Maniac Magee is a modern classic with themes of kindness, generosity, overcoming differences, and love. While it’s set in the past, it remains relatable and easy to read, even for students without background knowledge of the time period. There are some uncomfortable moments of racial tension in the book, but these lend themselves to class discussions about respecting each other and embracing our differences.
Buy the book: Maniac Magee
Freak the Mighty is the story of two boys who are polar opposites, yet neither fits in with the rest of the crowd at school. Kevin, known as “Freak,” is small for his age and very intelligent. Max is bigger than all the other kids in his class but struggles in school & has trouble making friends because of his family’s past. These unlikely friends become close as they endure challenges together.
This is a simple, yet touching story with themes of friendship, bullying, and seeing people for who they truly are. This quick read is loved by students and leads to rich classroom discussion.
Buy the book: Freak the Mighty
Bud (do not call him Buddy!) is a 10-year-old boy on the run from a terrible foster home. Before his momma died, she left him a clue about who his father was… a flyer advertising for a famous band. Bud is sure that these flyers will lead him to his father, so he takes off in search of the band.

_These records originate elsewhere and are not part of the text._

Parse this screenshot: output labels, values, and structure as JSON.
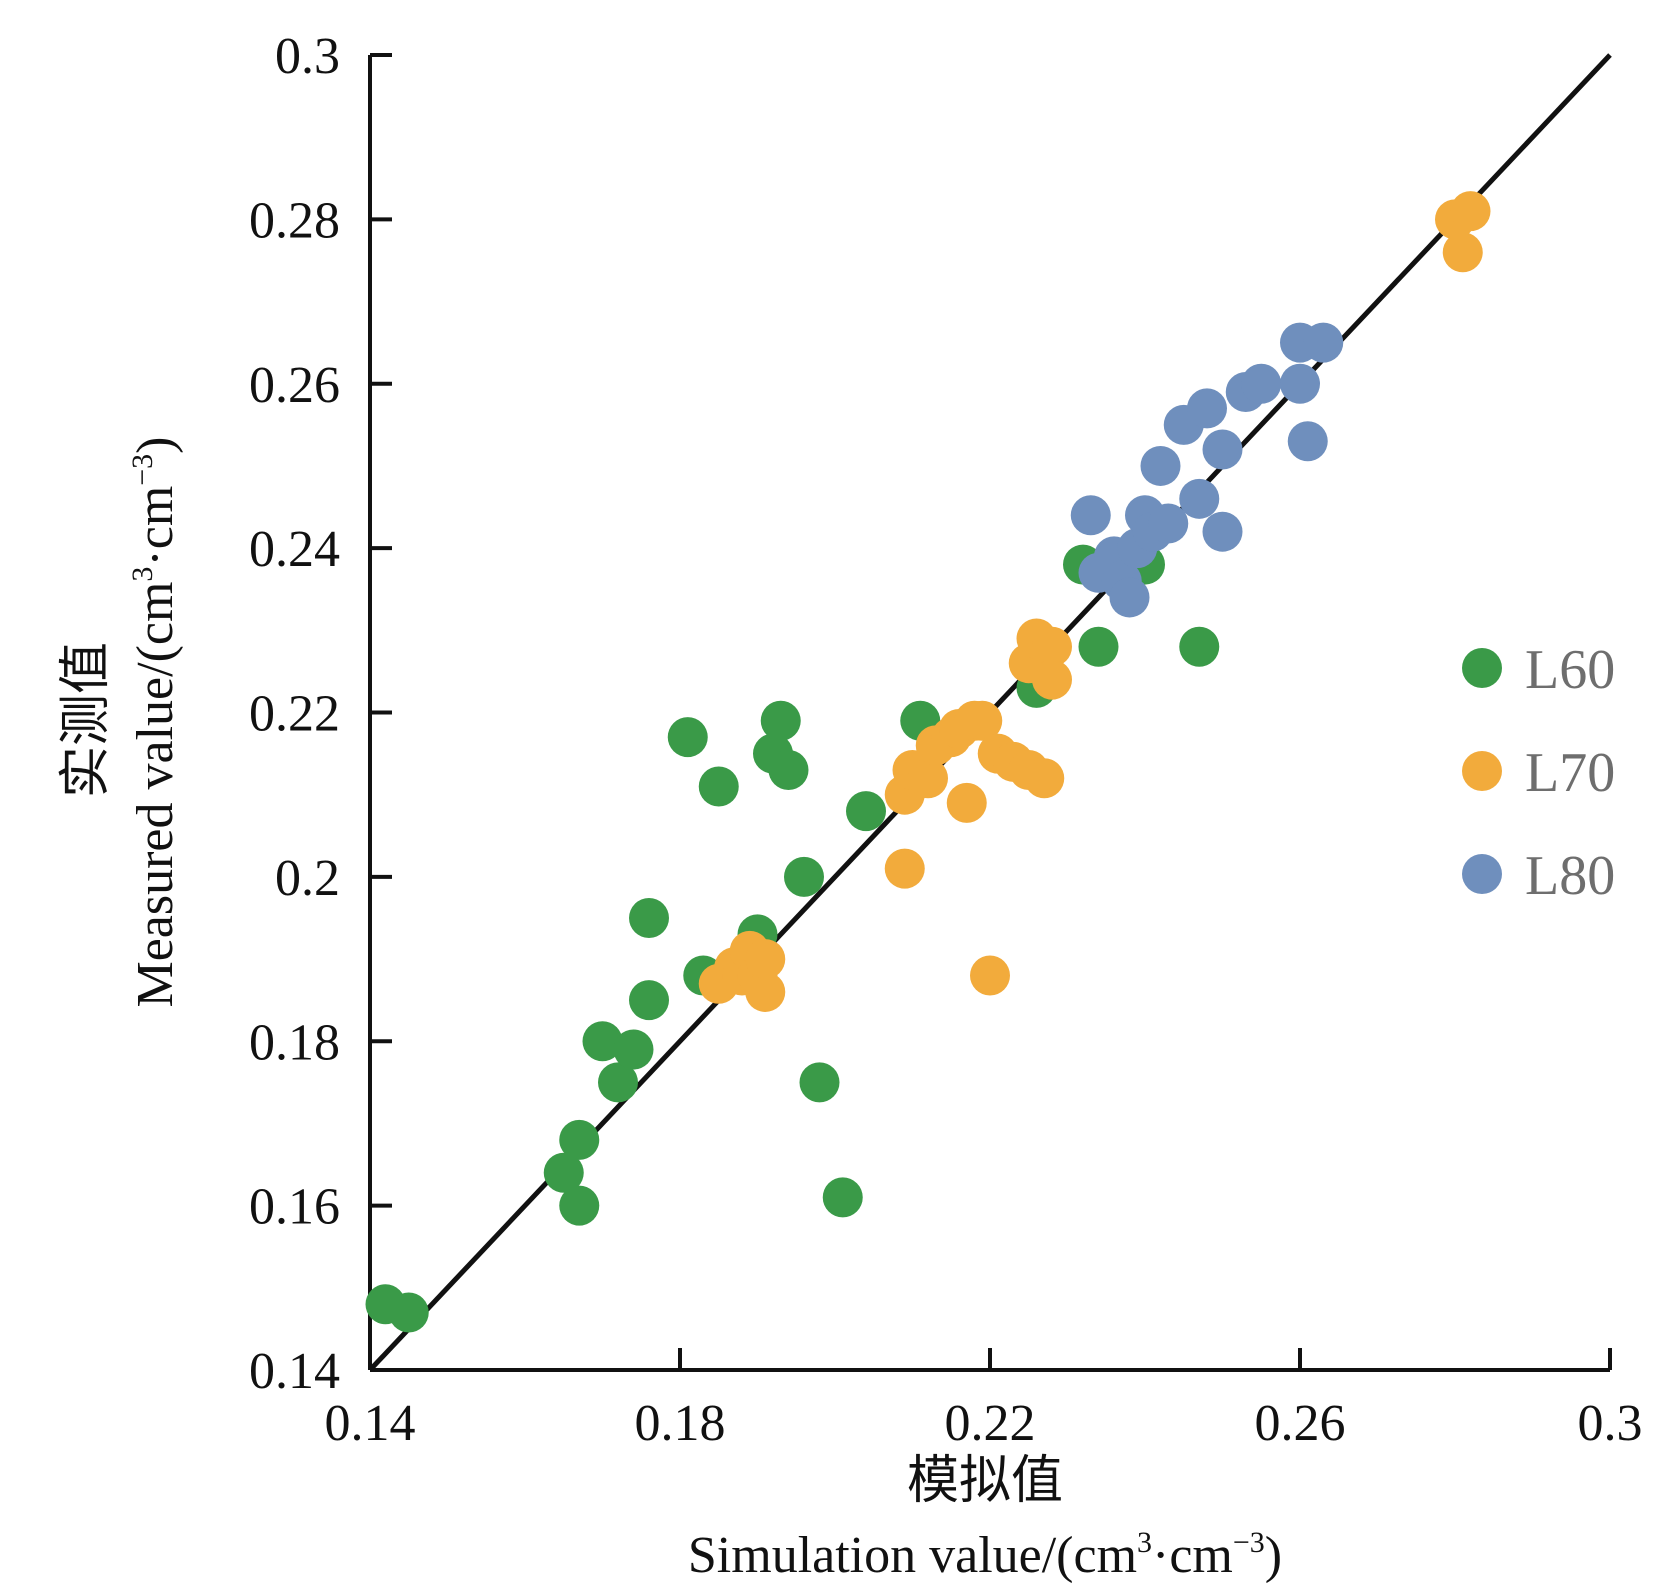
{
  "chart_data": {
    "type": "scatter",
    "xlabel_cn": "模拟值",
    "xlabel_en": "Simulation value/(cm",
    "xlabel_en_sup1": "3",
    "xlabel_en_mid": "·cm",
    "xlabel_en_sup2": "−3",
    "xlabel_en_end": ")",
    "ylabel_cn": "实测值",
    "ylabel_en": "Measured value/(cm",
    "ylabel_en_sup1": "3",
    "ylabel_en_mid": "·cm",
    "ylabel_en_sup2": "−3",
    "ylabel_en_end": ")",
    "xlim": [
      0.14,
      0.3
    ],
    "ylim": [
      0.14,
      0.3
    ],
    "x_ticks": [
      0.14,
      0.18,
      0.22,
      0.26,
      0.3
    ],
    "x_tick_labels": [
      "0.14",
      "0.18",
      "0.22",
      "0.26",
      "0.3"
    ],
    "y_ticks": [
      0.14,
      0.16,
      0.18,
      0.2,
      0.22,
      0.24,
      0.26,
      0.28,
      0.3
    ],
    "y_tick_labels": [
      "0.14",
      "0.16",
      "0.18",
      "0.2",
      "0.22",
      "0.24",
      "0.26",
      "0.28",
      "0.3"
    ],
    "reference_line": "1:1",
    "grid": false,
    "legend_position": "right",
    "series": [
      {
        "name": "L60",
        "color": "#3a9a48",
        "points": [
          [
            0.142,
            0.148
          ],
          [
            0.145,
            0.147
          ],
          [
            0.165,
            0.164
          ],
          [
            0.167,
            0.16
          ],
          [
            0.167,
            0.168
          ],
          [
            0.17,
            0.18
          ],
          [
            0.172,
            0.175
          ],
          [
            0.174,
            0.179
          ],
          [
            0.176,
            0.185
          ],
          [
            0.176,
            0.195
          ],
          [
            0.181,
            0.217
          ],
          [
            0.183,
            0.188
          ],
          [
            0.185,
            0.211
          ],
          [
            0.19,
            0.193
          ],
          [
            0.192,
            0.215
          ],
          [
            0.193,
            0.219
          ],
          [
            0.194,
            0.213
          ],
          [
            0.196,
            0.2
          ],
          [
            0.198,
            0.175
          ],
          [
            0.201,
            0.161
          ],
          [
            0.204,
            0.208
          ],
          [
            0.211,
            0.219
          ],
          [
            0.226,
            0.223
          ],
          [
            0.227,
            0.227
          ],
          [
            0.232,
            0.238
          ],
          [
            0.234,
            0.228
          ],
          [
            0.24,
            0.238
          ],
          [
            0.247,
            0.228
          ]
        ]
      },
      {
        "name": "L70",
        "color": "#f2ab3c",
        "points": [
          [
            0.185,
            0.187
          ],
          [
            0.187,
            0.189
          ],
          [
            0.188,
            0.188
          ],
          [
            0.189,
            0.191
          ],
          [
            0.19,
            0.188
          ],
          [
            0.191,
            0.186
          ],
          [
            0.191,
            0.19
          ],
          [
            0.209,
            0.201
          ],
          [
            0.209,
            0.21
          ],
          [
            0.21,
            0.213
          ],
          [
            0.212,
            0.212
          ],
          [
            0.213,
            0.216
          ],
          [
            0.215,
            0.217
          ],
          [
            0.216,
            0.218
          ],
          [
            0.217,
            0.209
          ],
          [
            0.218,
            0.219
          ],
          [
            0.219,
            0.219
          ],
          [
            0.22,
            0.188
          ],
          [
            0.221,
            0.215
          ],
          [
            0.223,
            0.214
          ],
          [
            0.225,
            0.226
          ],
          [
            0.225,
            0.213
          ],
          [
            0.226,
            0.229
          ],
          [
            0.227,
            0.212
          ],
          [
            0.228,
            0.228
          ],
          [
            0.228,
            0.224
          ],
          [
            0.28,
            0.28
          ],
          [
            0.281,
            0.276
          ],
          [
            0.282,
            0.281
          ]
        ]
      },
      {
        "name": "L80",
        "color": "#6f8fbd",
        "points": [
          [
            0.233,
            0.244
          ],
          [
            0.234,
            0.237
          ],
          [
            0.236,
            0.239
          ],
          [
            0.237,
            0.236
          ],
          [
            0.238,
            0.234
          ],
          [
            0.239,
            0.24
          ],
          [
            0.24,
            0.244
          ],
          [
            0.241,
            0.242
          ],
          [
            0.242,
            0.25
          ],
          [
            0.243,
            0.243
          ],
          [
            0.245,
            0.255
          ],
          [
            0.247,
            0.246
          ],
          [
            0.248,
            0.257
          ],
          [
            0.25,
            0.252
          ],
          [
            0.25,
            0.242
          ],
          [
            0.253,
            0.259
          ],
          [
            0.255,
            0.26
          ],
          [
            0.26,
            0.26
          ],
          [
            0.26,
            0.265
          ],
          [
            0.261,
            0.253
          ],
          [
            0.263,
            0.265
          ]
        ]
      }
    ]
  }
}
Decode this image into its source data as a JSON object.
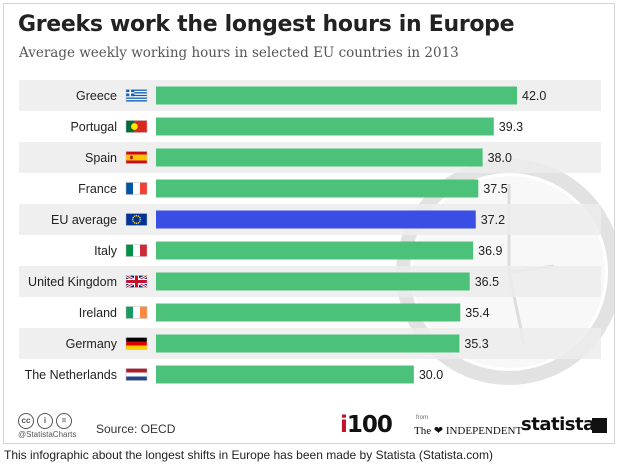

Students will love following Bud on his journey across Michigan in search of his father. While the story is set in 1936, it is still easily relatable to today’s students. While I normally wouldn’t suggest the audiobook in lieu of reading to your students yourself, the audio version of Bud, Not Buddy is wonderful! The music in the background. The narrator sounds just like Bud. If you’re looking for something for a listen to reading center, it’s fantastic!
Buy the book: Bud, Not Buddy
This classic World War II story is told from the perspective of 10-year-old Annemarie Johansen, a Jewish girl living in Denmark. Through Annemarie’s eyes, readers learn how the Danish Resistance smuggles almost the entire Jewish population of Denmark out of the country to Sweden where they would be safe from the Nazis.
This is one of the best World War II novels I’ve read for upper elementary students. If the war is in your social studies standards, this is a must read for your class! It’s a story of strength, resilience, and human decency in the midst of this terrible war.
Buy the book: Number the Stars
Four adventurous siblings step through the door of a magical wardrobe into the fantasy land of Narnia. The White Witch controls all of Narnia, where it is “always winter, but never Christmas.” Peter, Susan, Edmund, and Lucy meet a host of characters and form alliances with the good animals of Narnia to defeat the White Witch. When all hope seems lost, they meet Aslan, the lion, and together they battle the White Witch to save Narnia. This classic story is truly magical!
Buy the book: The Lion, the Witch, and the Wardrobe
Jesse Aarons wants nothing more than to be the fastest runner in 5th grade, and after practicing all summer, he almost is. When the new girl at school, Leslie, beats Jesse in the recess races, the two become fast friends. They spend their afternoons and weekends in the woods behind her house, where they invent a make-believe world called Terabithia. Jesse is king, Leslie is queen, and they enjoy lots of imaginary fun in Terabithia until one day when tragedy strikes. This touching story deals with themes of friendship, loss, and grief.